La force du récit réside aussi dans son portrait nuancé des personnages asiatiques. Contrairement à nombre de ses contemporains, Ambler leur confère une profondeur psychologique notable. Girija Krishnan incarne l’ambition modeste mais tenace ; les frères Tan représentent différentes facettes de l’entrepreneuriat chinois diasporique ; quant aux insurgés indonésiens, ils échappent aux clichés habituels. Cette humanisation des personnages non-occidentaux constitue l’une des marques distinctives d’Ambler, qui s’intéresse particulièrement aux identités métissées.

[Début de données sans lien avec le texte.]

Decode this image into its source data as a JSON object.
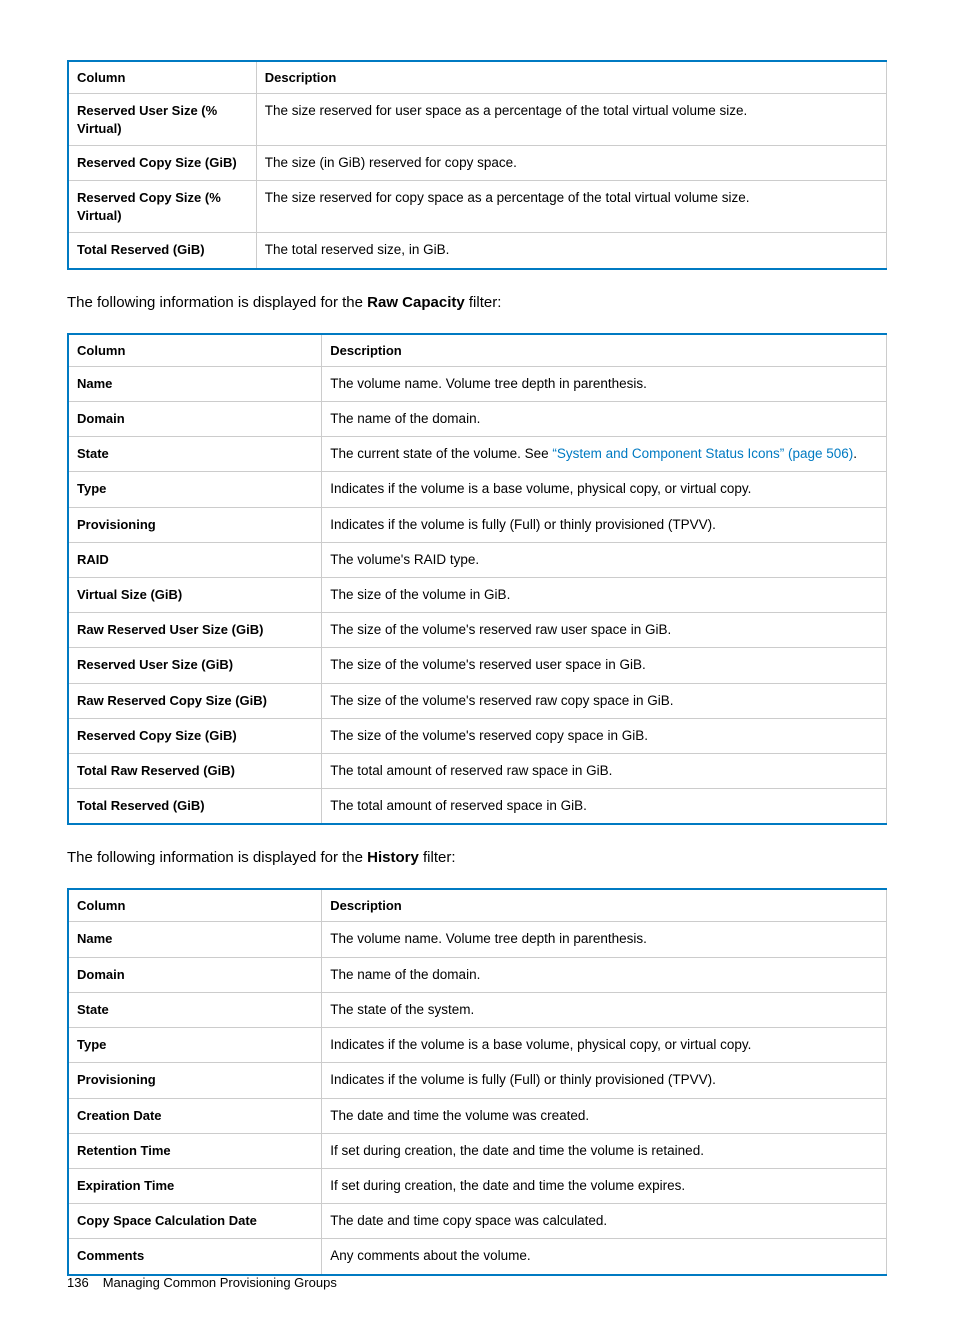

Le récit s’inscrit dans une thématique récurrente chez Ambler : celle des « innocents à l’étranger » (« innocents abroad »). Les Nilsen, touristes américains typiques, se retrouvent impliqués malgré eux dans une intrigue internationale dont ils ne maîtrisent ni les codes ni les enjeux. Cette figure de l’occidental naïf pris dans les rouages d’un monde qu’il méconnaît trouve ici sa parfaite incarnation. Greg Nilsen, initialement convaincu d’agir pour une noble cause anticommuniste, découvre progressivement les ambiguïtés morales de son engagement. Sa femme Dorothy, plus lucide, apparaît comme l’un des personnages les plus sensés et éthiques du roman.

Le roman a suscité des réactions enthousiastes dès sa parution. James M. Cain, lui-même auteur de polars reconnu, évoque dans le New York Times « une peinture de l’Asie du Sud-Est, dans toute sa couleur et la sauvagerie de ses troubles actuels… Du grand art, qui va à l’essentiel. » « Les trafiquants d’armes » fut consacré par l’obtention du Gold Dagger Award en 1959 (alors appelé Crossed Red Herring Award).

Aux éditions DE L’OLIVIER ; 320 pages.